Alberto Genovese è stato scarcerato. Dopo oltre 8 mesi di carcere l’imprenditore, accusato di violenze sessuali ai danni di due ragazze stordite con un mix di droghe, va ai domiciliari. Ma non torna a casa: va in una clinica per disintossicarsi. Lo ha deciso il gip Tommaso Perna, che ha accolto la richiesta della difesa dopo che nei mesi scorsi due istanze simili erano state invece respinte. Alberto Genovese, per il quale la Procura di Milano ha chiuso recentemente le indagini, a breve uscirà dal carcere di San Vittore.
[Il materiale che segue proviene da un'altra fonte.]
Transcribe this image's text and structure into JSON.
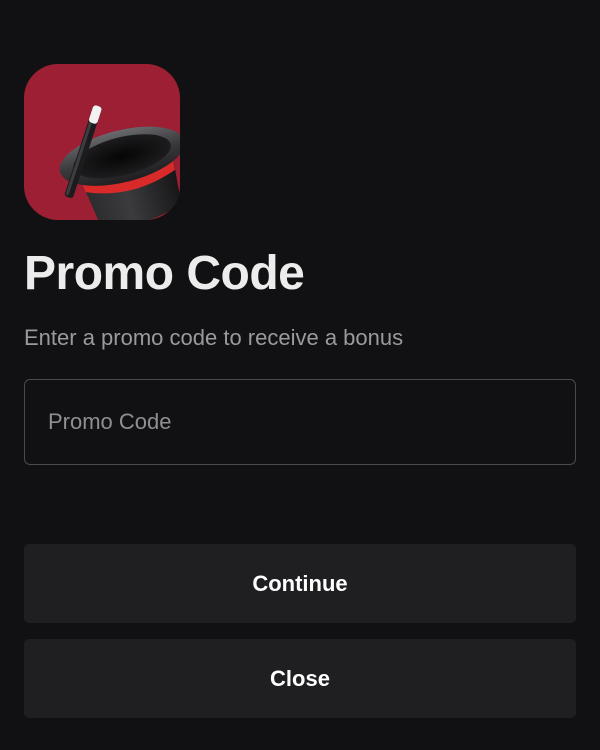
{
  "app_icon": {
    "icon": "magic-hat-wand-icon",
    "background_color": "#9c1f33"
  },
  "header": {
    "title": "Promo Code",
    "subtitle": "Enter a promo code to receive a bonus"
  },
  "promo_input": {
    "value": "",
    "placeholder": "Promo Code"
  },
  "buttons": {
    "continue_label": "Continue",
    "close_label": "Close"
  },
  "colors": {
    "background": "#111113",
    "button_background": "#1f1f22",
    "input_border": "#4a4a4e",
    "hat_band": "#d92a2a"
  }
}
Ci era finito il 6 novembre 2010 nell’inchiesta della Squadra mobile di Milano con l’accusa di aver stuprato una 18enne il 10 ottobre a Milano nel suo attico di lusso “Terrazza sentimento” e di una 23enne il 10 luglio a Ibiza, sempre dopo aver resa incosciente con un mix di droghe. Per questo secondo episodio è indagata anche l’ex fidanzata.
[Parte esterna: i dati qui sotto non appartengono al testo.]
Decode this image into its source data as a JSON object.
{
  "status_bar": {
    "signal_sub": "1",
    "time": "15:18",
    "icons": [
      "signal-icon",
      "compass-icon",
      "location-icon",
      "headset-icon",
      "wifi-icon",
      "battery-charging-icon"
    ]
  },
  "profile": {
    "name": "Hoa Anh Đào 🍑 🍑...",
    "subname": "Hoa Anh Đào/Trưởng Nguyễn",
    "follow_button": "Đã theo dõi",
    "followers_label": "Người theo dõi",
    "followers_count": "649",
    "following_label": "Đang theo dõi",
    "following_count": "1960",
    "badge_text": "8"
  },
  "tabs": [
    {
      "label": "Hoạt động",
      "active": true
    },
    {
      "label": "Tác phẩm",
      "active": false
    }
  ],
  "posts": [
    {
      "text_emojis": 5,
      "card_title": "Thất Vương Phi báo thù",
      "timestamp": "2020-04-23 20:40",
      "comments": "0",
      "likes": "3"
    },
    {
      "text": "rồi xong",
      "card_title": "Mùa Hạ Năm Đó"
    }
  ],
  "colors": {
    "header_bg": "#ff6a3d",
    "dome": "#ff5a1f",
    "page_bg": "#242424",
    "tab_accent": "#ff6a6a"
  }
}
L’imprenditore, dunque, potrà avviare un percorso di cura e disintossicazione dalla cocaina. Ma per scongiurare il pericolo di fuga dovrà indossare un braccialetto elettronico per l’intera durata della permanenza nella struttura.

ALBERTO GENOVESE, DAL PROCESSO AI REATI FISCALI

I reati contestati ad Alberto Genovese sono violenza sessuale aggravata, anche di gruppo, lesioni personali e detenzione e cessione di sostanze stupefacenti. Nelle prossime settimane la Procura di Milano chiederà il rinvio a giudizio, quindi si arriverà davanti al gup. A tal proposito, non si esclude che l’imprenditore opti per il rito abbreviato, visto che così otterrebbe uno sconto di un terzo sulla pena e la possibilità di un processo a porte chiuse. Il Tribunale del Riesame, invece, di recente aveva accolto il ricorso della Procura in merito al sequestro per reati fiscali, che era stato bocciato dal gip, di 4,3 milioni di euro a carico di Alberto Genovese, ma ora tocca alla Cassazione. Nel frattempo, si attende che un perito, nominato dal gip su istanza della difesa, depositi nelle prossime settimane la sua relazione: sta infatti analizzando gli audio delle telecamere installate all’interno dell’attico “Terrazza sentimento“, perché la difesa ha chiesto di verificare se in quel festino di ottobre la ragazza possa aver manifestato un consenso.